Humanist Discussion Group, Vol. 15, No. 6.
Centre for Computing in the Humanities, King's College London
Date: Wed, 09 May 2001 07:13:08 +0100
From: firstname.lastname@example.org (Francois Lachance)
Subject: Re: 15.002 methodological response: hypertext
A message pointed to no particular anchor....
I was wondering if it would be possible to approach the
footnote/hyperlink similarity/difference exploration from a content
modeling point of view.
The apparatus of a link contains a pointer and an anchor. Actually this
container model is inaccurate. A link begins with a pointer and may be
resolved by an anchor.
The apparatus of a footnote contains the apparatus of links and possibly
some commentary.

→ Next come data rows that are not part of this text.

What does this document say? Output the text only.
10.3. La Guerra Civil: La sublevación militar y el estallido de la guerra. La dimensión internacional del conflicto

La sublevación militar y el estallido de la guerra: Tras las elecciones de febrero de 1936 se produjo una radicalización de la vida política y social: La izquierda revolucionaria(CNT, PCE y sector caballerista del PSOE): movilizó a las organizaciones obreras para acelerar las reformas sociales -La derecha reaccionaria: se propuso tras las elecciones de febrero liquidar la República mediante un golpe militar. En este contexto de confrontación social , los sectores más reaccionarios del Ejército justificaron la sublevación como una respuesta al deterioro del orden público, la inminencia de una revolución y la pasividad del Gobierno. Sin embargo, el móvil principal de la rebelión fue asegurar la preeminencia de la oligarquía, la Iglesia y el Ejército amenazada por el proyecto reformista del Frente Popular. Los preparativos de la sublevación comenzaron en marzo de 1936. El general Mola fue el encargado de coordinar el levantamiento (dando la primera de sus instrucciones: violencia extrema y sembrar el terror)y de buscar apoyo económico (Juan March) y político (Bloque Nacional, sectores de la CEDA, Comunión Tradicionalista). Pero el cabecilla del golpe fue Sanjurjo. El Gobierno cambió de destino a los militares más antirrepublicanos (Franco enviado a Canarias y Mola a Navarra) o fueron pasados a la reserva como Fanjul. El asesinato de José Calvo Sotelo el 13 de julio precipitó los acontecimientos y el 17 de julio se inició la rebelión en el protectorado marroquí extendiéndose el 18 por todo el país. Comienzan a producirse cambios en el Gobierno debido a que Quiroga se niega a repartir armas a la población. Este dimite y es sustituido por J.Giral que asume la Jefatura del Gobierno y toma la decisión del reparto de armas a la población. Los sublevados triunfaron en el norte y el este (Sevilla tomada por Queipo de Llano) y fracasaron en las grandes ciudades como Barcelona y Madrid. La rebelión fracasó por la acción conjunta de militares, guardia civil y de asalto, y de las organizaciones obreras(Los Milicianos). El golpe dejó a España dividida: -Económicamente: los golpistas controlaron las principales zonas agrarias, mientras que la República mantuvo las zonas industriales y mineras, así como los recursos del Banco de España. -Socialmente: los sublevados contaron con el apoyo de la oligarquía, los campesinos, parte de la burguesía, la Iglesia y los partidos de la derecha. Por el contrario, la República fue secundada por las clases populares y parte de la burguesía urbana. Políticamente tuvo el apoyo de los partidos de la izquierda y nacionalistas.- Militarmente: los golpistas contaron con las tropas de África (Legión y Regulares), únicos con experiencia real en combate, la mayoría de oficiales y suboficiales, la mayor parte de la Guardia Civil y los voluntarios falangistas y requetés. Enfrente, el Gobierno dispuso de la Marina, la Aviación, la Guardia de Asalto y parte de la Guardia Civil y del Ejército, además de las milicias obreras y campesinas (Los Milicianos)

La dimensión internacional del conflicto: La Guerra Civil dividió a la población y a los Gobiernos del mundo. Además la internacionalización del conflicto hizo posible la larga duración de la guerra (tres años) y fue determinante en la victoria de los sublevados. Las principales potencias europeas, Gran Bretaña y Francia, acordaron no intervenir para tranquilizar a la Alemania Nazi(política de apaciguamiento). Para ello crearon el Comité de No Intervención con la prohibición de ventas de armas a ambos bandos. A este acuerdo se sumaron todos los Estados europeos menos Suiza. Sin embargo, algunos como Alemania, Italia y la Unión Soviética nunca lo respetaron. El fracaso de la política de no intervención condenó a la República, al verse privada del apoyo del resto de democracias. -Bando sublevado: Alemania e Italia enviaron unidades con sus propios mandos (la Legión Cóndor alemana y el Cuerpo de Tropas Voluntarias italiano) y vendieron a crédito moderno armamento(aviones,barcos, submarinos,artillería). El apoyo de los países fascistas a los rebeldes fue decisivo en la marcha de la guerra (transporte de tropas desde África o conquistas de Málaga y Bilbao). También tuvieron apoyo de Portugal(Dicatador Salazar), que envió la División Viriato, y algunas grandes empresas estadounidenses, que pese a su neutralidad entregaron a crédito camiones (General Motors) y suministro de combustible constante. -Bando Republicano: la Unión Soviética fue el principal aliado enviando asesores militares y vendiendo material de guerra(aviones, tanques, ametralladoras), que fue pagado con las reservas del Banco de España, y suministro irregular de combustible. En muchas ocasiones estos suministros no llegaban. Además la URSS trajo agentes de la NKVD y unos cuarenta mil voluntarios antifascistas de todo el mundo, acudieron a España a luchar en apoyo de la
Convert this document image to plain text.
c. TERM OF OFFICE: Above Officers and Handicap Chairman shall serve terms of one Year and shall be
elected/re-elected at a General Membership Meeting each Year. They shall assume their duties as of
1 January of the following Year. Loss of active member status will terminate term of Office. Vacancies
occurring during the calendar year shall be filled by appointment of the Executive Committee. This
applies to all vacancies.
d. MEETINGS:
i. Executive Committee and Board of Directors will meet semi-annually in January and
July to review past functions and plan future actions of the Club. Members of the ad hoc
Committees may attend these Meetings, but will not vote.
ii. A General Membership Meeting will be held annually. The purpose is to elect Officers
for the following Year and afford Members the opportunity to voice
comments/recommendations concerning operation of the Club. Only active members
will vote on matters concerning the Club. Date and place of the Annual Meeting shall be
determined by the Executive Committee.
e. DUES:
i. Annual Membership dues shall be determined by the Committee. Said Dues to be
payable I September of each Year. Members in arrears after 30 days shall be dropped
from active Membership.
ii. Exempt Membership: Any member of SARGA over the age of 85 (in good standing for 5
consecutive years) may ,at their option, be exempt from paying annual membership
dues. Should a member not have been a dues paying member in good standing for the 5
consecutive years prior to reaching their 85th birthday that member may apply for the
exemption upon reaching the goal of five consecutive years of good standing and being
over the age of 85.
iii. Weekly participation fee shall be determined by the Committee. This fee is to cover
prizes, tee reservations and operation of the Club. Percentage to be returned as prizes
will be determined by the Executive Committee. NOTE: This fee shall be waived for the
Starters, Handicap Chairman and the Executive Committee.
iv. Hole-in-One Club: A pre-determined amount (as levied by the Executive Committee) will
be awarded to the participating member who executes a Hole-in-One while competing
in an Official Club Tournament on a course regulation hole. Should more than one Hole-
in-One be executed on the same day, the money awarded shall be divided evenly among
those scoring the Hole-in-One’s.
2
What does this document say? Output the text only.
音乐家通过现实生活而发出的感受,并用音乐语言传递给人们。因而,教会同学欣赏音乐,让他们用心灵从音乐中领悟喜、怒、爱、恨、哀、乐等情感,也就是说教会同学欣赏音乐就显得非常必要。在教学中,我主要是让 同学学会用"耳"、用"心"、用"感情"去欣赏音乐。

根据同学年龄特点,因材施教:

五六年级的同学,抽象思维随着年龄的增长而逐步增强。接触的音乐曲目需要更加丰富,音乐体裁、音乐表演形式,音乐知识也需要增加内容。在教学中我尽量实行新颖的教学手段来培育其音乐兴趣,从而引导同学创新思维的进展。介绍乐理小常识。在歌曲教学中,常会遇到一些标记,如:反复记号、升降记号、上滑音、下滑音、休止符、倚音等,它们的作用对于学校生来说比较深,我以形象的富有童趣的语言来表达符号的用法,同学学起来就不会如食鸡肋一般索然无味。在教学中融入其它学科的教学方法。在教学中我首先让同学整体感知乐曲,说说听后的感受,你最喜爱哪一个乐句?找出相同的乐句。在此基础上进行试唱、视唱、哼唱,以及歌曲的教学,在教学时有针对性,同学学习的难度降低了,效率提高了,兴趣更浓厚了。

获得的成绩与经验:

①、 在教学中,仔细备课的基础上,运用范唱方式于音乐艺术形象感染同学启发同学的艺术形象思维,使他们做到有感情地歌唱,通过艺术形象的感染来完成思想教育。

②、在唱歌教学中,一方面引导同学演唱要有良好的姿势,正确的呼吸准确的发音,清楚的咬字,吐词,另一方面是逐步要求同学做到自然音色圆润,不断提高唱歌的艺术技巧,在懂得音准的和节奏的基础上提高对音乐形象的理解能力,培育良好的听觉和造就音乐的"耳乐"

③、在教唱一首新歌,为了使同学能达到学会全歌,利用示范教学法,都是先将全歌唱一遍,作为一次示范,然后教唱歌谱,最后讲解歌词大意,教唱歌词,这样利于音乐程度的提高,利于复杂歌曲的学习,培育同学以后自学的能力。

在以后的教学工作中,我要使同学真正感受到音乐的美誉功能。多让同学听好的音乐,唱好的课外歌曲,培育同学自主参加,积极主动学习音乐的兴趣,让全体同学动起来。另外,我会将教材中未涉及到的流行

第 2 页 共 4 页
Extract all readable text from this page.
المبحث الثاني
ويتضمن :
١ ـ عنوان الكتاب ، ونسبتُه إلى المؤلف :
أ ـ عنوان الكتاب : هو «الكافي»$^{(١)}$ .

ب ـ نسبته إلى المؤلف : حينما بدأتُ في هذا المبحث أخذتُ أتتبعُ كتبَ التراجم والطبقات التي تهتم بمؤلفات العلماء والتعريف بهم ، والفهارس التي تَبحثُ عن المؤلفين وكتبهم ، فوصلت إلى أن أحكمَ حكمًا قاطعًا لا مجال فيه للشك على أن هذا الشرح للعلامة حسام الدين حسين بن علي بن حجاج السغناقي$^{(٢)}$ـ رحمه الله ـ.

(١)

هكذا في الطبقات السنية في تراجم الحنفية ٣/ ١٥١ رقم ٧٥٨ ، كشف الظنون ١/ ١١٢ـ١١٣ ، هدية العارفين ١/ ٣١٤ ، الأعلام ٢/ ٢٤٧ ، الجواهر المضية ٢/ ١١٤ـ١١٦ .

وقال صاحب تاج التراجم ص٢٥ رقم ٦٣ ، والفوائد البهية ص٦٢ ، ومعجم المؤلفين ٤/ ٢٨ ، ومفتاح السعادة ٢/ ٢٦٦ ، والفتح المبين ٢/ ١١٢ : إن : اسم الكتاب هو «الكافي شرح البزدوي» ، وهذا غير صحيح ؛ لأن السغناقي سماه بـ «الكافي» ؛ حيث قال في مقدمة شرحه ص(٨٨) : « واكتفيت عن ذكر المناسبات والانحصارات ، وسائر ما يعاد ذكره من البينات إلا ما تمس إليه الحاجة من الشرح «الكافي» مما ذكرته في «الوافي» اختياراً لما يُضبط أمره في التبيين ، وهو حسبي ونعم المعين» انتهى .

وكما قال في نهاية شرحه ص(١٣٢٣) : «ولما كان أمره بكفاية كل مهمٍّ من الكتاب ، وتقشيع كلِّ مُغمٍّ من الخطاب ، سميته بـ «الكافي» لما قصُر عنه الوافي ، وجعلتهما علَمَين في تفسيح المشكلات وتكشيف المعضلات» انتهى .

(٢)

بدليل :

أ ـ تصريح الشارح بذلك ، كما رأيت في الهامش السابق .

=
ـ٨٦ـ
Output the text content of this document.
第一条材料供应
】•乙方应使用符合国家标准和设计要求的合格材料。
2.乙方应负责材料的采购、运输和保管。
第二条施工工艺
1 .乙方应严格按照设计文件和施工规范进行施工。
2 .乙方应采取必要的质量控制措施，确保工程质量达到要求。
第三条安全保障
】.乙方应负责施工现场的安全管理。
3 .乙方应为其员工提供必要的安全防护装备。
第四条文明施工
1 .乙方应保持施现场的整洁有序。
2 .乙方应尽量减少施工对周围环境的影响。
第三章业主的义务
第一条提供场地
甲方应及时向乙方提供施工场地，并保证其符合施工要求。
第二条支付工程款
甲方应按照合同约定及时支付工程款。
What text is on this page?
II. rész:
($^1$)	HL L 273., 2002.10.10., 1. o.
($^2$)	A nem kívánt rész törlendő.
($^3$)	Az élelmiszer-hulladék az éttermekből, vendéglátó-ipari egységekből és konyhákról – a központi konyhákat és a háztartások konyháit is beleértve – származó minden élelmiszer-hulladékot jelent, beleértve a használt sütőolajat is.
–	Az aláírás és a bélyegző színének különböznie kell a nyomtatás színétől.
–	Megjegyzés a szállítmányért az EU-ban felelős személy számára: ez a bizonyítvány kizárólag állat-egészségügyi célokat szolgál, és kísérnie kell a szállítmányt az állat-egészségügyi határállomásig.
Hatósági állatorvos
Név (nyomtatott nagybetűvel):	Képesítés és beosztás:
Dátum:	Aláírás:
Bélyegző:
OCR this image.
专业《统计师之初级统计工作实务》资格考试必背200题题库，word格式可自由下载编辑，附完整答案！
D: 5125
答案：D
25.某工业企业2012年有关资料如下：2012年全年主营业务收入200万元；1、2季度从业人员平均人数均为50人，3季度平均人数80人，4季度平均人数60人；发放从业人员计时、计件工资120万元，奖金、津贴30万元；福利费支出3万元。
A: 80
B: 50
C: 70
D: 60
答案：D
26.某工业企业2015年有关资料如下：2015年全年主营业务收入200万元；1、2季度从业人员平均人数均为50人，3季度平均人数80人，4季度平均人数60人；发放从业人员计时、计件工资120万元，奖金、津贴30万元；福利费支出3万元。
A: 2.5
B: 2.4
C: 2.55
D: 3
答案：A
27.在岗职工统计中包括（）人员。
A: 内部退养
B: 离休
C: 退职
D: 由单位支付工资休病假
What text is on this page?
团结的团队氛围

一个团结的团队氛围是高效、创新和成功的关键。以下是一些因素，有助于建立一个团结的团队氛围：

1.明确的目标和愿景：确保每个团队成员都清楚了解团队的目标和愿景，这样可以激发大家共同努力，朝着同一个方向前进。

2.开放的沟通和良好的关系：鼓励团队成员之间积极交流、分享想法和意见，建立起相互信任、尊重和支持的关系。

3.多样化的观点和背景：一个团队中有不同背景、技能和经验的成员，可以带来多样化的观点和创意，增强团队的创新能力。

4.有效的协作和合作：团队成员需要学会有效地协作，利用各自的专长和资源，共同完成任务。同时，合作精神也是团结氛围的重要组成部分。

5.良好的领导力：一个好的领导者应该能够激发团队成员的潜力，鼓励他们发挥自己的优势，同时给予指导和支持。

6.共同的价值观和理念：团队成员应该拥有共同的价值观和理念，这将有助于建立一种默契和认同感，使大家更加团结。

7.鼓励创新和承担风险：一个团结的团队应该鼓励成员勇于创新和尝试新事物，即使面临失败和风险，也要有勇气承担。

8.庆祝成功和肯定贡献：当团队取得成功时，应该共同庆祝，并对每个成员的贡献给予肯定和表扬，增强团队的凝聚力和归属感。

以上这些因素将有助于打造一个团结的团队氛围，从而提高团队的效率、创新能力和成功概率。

A footnote can both be an anchor and a pointer.
The apparent complexity or lack of complexity of an apparatus has very
little to do with how it might be processed either by a human reader or a
machine. Tolerance for flaws in well-formedness affect the flow of
I would venture to state that in the history of reading neither links nor
notes are all that novel. What is perhaps new to some people is the
ability to make pictures (generate maps) of webs. We have always been able
to point to a link (which is itself a pairing of pointer and anchor). A
metacommentary has always been able to point to a particular density of
features in a particular portion of the space of an object of knowledge.
Those features could be notes in a critical edition, marginalia or
underscoring in a library copy, spread and number of references
identified by an index.
Even at the level of groups of notes or groups of links -- the
Hegelian argument that sheer quantative increase leads to a qualitative
change does not hold if one were to taken into account the variety of
reading practices. The economy of reading may have much more to do with
the distribution of leisure time and access to library (online,
digital or traditional) than with the intrisic nature of the note or the
hyperlink and with habits. Because time and access without habit are no
guarantors that a reader will either follow a reference trail or click on
.... a message become anchor for no particular pointer.